Last night I turned the Young People in Peril (YPIP) subgenre for my horror selection. Now this subgenre has been with us for quite a while, really taking off in 1979 with Halloween, launching this and the slasher subgenres as the dominate horror form for decades. Only the Zombie and ‘Found Footage’ subgenres have really challenged the primacy if this format.

2012 saw the release of The Cabin in the Woods, a film that both respected and subverted the YPIP format. Co-written by Joss 1-la-cabana-en-el-bosque-2Whedon and Drew Goddard, minds that collective have brought to the big and small screens such properties as Buffy The Vampire Slayer, Cloverfield, The Martian, and Daredevil The Cabin in the Woods reflects their sense of humor and horror.

On one level the film displays all the classic tropes of the subgenre. Five college students leave for an weekend at a distant and isolated cabin deep within the forest. They comprise the classic character types found in the films, the athlete, the scholar, the whore, the jester, and the good girl. After ignoring warning signs that things are not what they appear they accidentally awaken an evil force that methodically and remorselessly hunts them down for savage brutal murder.

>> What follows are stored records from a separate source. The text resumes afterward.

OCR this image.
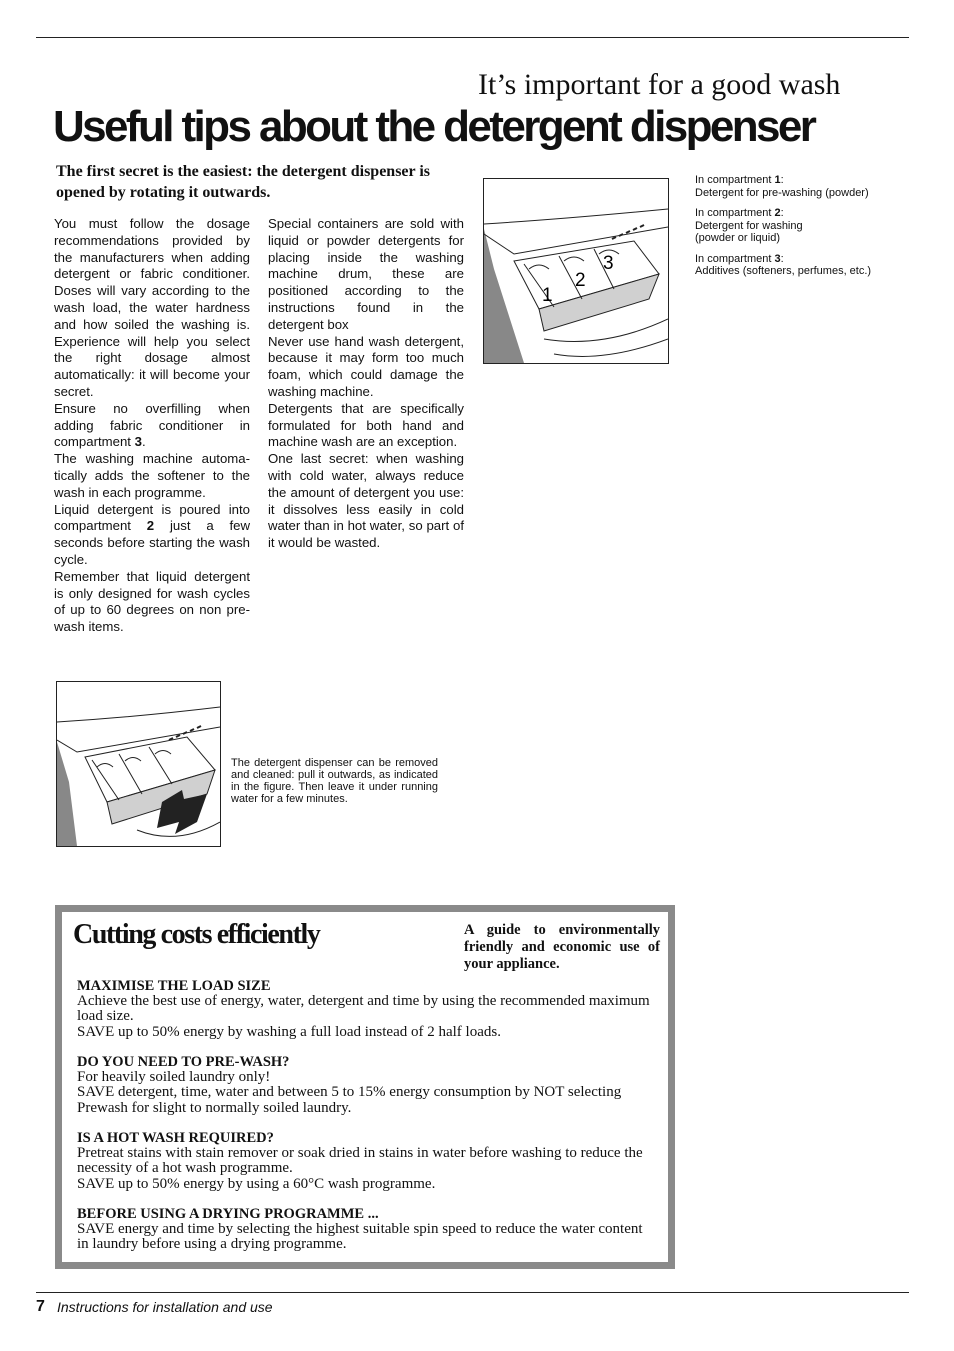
It’s important for a good wash
Useful tips about the detergent dispenser
The first secret is the easiest: the detergent dispenser is opened by rotating it outwards.

You must follow the dosage recommendations provided by the manufacturers when adding detergent or fabric conditioner. Doses will vary according to the wash load, the water hardness and how soiled the washing is. Experience will help you select the right dosage almost automatically: it will become your secret.

Ensure no overfilling when adding fabric conditioner in compartment 3.

The washing machine automa-tically adds the softener to the wash in each programme.

Liquid detergent is poured into compartment 2 just a few seconds before starting the wash cycle.

Remember that liquid detergent is only designed for wash cycles of up to 60 degrees on non pre-wash items.

Special containers are sold with liquid or powder detergents for placing inside the washing machine drum, these are positioned according to the instructions found in the detergent box

Never use hand wash detergent, because it may form too much foam, which could damage the washing machine.

Detergents that are specifically formulated for both hand and machine wash are an exception.

One last secret: when washing with cold water, always reduce the amount of detergent you use: it dissolves less easily in cold water than in hot water, so part of it would be wasted.

1
2
3

In compartment 1:
Detergent for pre-washing (powder)

In compartment 2:
Detergent for washing
(powder or liquid)

In compartment 3:
Additives (softeners, perfumes, etc.)

The detergent dispenser can be removed and cleaned: pull it outwards, as indicated in the figure. Then leave it under running water for a few minutes.
Cutting costs efficiently	A guide to environmentally friendly and economic use of your appliance.
MAXIMISE THE LOAD SIZE

Achieve the best use of energy, water, detergent and time by using the recommended maximum load size.

SAVE up to 50% energy by washing a full load instead of 2 half loads.

DO YOU NEED TO PRE-WASH?

For heavily soiled laundry only!

SAVE detergent, time, water and between 5 to 15% energy consumption by NOT selecting Prewash for slight to normally soiled laundry.

IS A HOT WASH REQUIRED?

Pretreat stains with stain remover or soak dried in stains in water before washing to reduce the necessity of a hot wash programme.

SAVE up to 50% energy by using a 60°C wash programme.

BEFORE USING A DRYING PROGRAMME ...

SAVE energy and time by selecting the highest suitable spin speed to reduce the water content in laundry before using a drying programme.

7 Instructions for installation and use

As you can see this is a  well worn story line and just from that bit it would be difficult to say exactly which film I watched. It might have been Cabin Fever, or the original Evil Dead or any number of YPIP franchises. Two things make this movie stand out from the others.

First; the young people are real characters with real personalities they defy the broad strokes of their position in the plot. The Athlete is smart and well read, the relationships between the characters display true friendship and depth of emotion, making the later brutal scenes that much more horrifying.

The second element I can not truly discuss without delving into serious spoiler territory. These elements are presented from the very first scene of the movie and when the threads combine it can be read in several different ways. Drew Goddard has said that his father worked in nuclear weapons manufacturing and that part of what he wanted to explore as a theme was the stress and lives of people who are tasked with a job that truly horrific and utterly necessary.

The script has the trademarked Joss Whedon sense of humor and with his deft skill he plays that humor in the front part of the story, because once the horror starts there is little room for jokes and japes. This is what many people who try to combine comedy and horror fail to understand. You can have both, but having them in the same scenes rarely works.

The Cabin in the Woods is a brutal, bloody, and horrifying story expertly crafted and executed. I had the good fortune of seeing it in the theaters and it is one of my favorites.